A poster for the Troy event said that BAMN was the organizer of the event. 

In a Facebook post June 1, a group with that acronym, By Any Means Necessary, said they were not involved with the protest in Troy and asserted that they would instead be marching in Detroit June 1. 

Troy police Sgt. Meghan Lehman told C & G Newspapers that an organizer for the  BAMN group, identified in other reports as the Black Activist Movement Network, went into the Troy Police Department earlier June 1 to talk to police about the planned protest. An organizer for that group could not be reached at press time. 

“Be the change you want to see, peaceful protest for justice” reads the top of an event flier.
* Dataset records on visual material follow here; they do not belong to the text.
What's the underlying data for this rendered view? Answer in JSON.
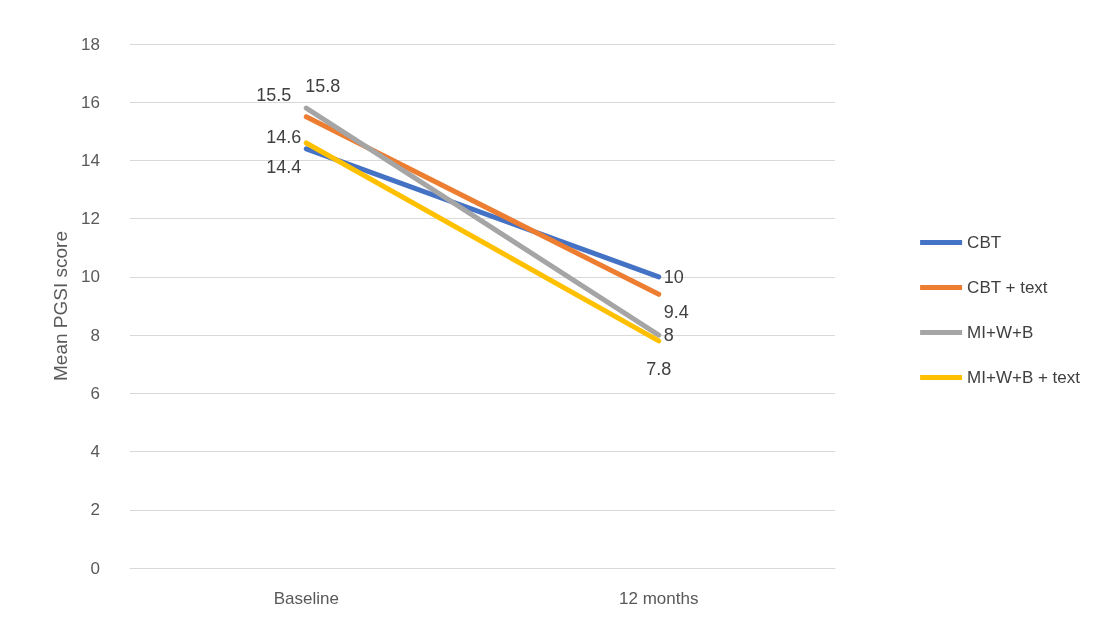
{
  "chart_data": {
    "type": "line",
    "ylabel": "Mean PGSI score",
    "categories": [
      "Baseline",
      "12 months"
    ],
    "series": [
      {
        "name": "CBT",
        "color": "#4472c4",
        "values": [
          14.4,
          10
        ]
      },
      {
        "name": "CBT + text",
        "color": "#ed7d31",
        "values": [
          15.5,
          9.4
        ]
      },
      {
        "name": "MI+W+B",
        "color": "#a5a5a5",
        "values": [
          15.8,
          8
        ]
      },
      {
        "name": "MI+W+B + text",
        "color": "#ffc000",
        "values": [
          14.6,
          7.8
        ]
      }
    ],
    "ylim": [
      0,
      18
    ],
    "yticks": [
      0,
      2,
      4,
      6,
      8,
      10,
      12,
      14,
      16,
      18
    ],
    "grid": "y",
    "legend": "right",
    "marker": "none",
    "line_style": "solid",
    "data_labels": true
  }
}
Troy police on Twitter lauded the group’s efforts: “Shout out to the Black Alliance Movement Network for organizing a peaceful and positive event today. Excellent leadership was displayed by the young people that put this together,” the department tweeted.

Lehman said a 68-year-old Troy man was arrested for felonious assault for intentionally striking a protester with his car on northbound Coolidge Highway, at Big Beaver. The victim was not injured. 

Lehman said police initially believed a small group would assemble. The crowd grew to about 500 people. A small group reportedly refused to leave at 10 p.m. There is no curfew in Troy at this time. Mutual aid from other jurisdictions were called in but were not needed when the group left after police asked them again to leave, Lehman said. 

Somerset Collection closed June 1. It had reopened for business May 29. 

“Given recent events at shopping destinations across the country, coupled with the company-wide closures of many of our retailers, Somerset Collection is taking the necessary safety precautions for everyone involved, which includes closing our center today,” Peter Van Dyke, a spokesman for Somerset Collection, said in a prepared statement.    “Somerset Collection values and supports freedom of speech and peaceful protest.” 

Michigan Department of Civil Rights Interim Director Mary Engelman released a statement on the killing of Floyd and the outbreak of violence in Michigan communities, including Detroit, Lansing and Grand Rapids.

“The death of George Floyd did not happen in Michigan, but there have been incidents like it here, and we cannot wait for it to happen again to speak. We can no longer accept token measures and lip service in response to the real risk too many people face every time they leave their homes,” she said in the statement.

“We call on leaders at all levels to come together in a substantive way to address the systemic racism and bias, both explicit and implicit, that leads to tragedies like the ones we’ve witnessed in Minnesota, in Georgia and in Kansas in the last few weeks alone. Our shared sin is not just that racial police abuses happen, but that they continue to happen. We must do everything in our power to say, ‘This ends now.’

“Peaceful protest can be an important tool for sparking change. Civil disobedience makes a powerful statement in support, but violent civil unrest only makes matters worse for those who must live with the problem every day. We will never right these wrongs by hurting innocents and burning our cities. The question everyone should be asking is ‘What can I do to help make things better?’ The answer may involve protest, but must also include other concrete, positive actions.”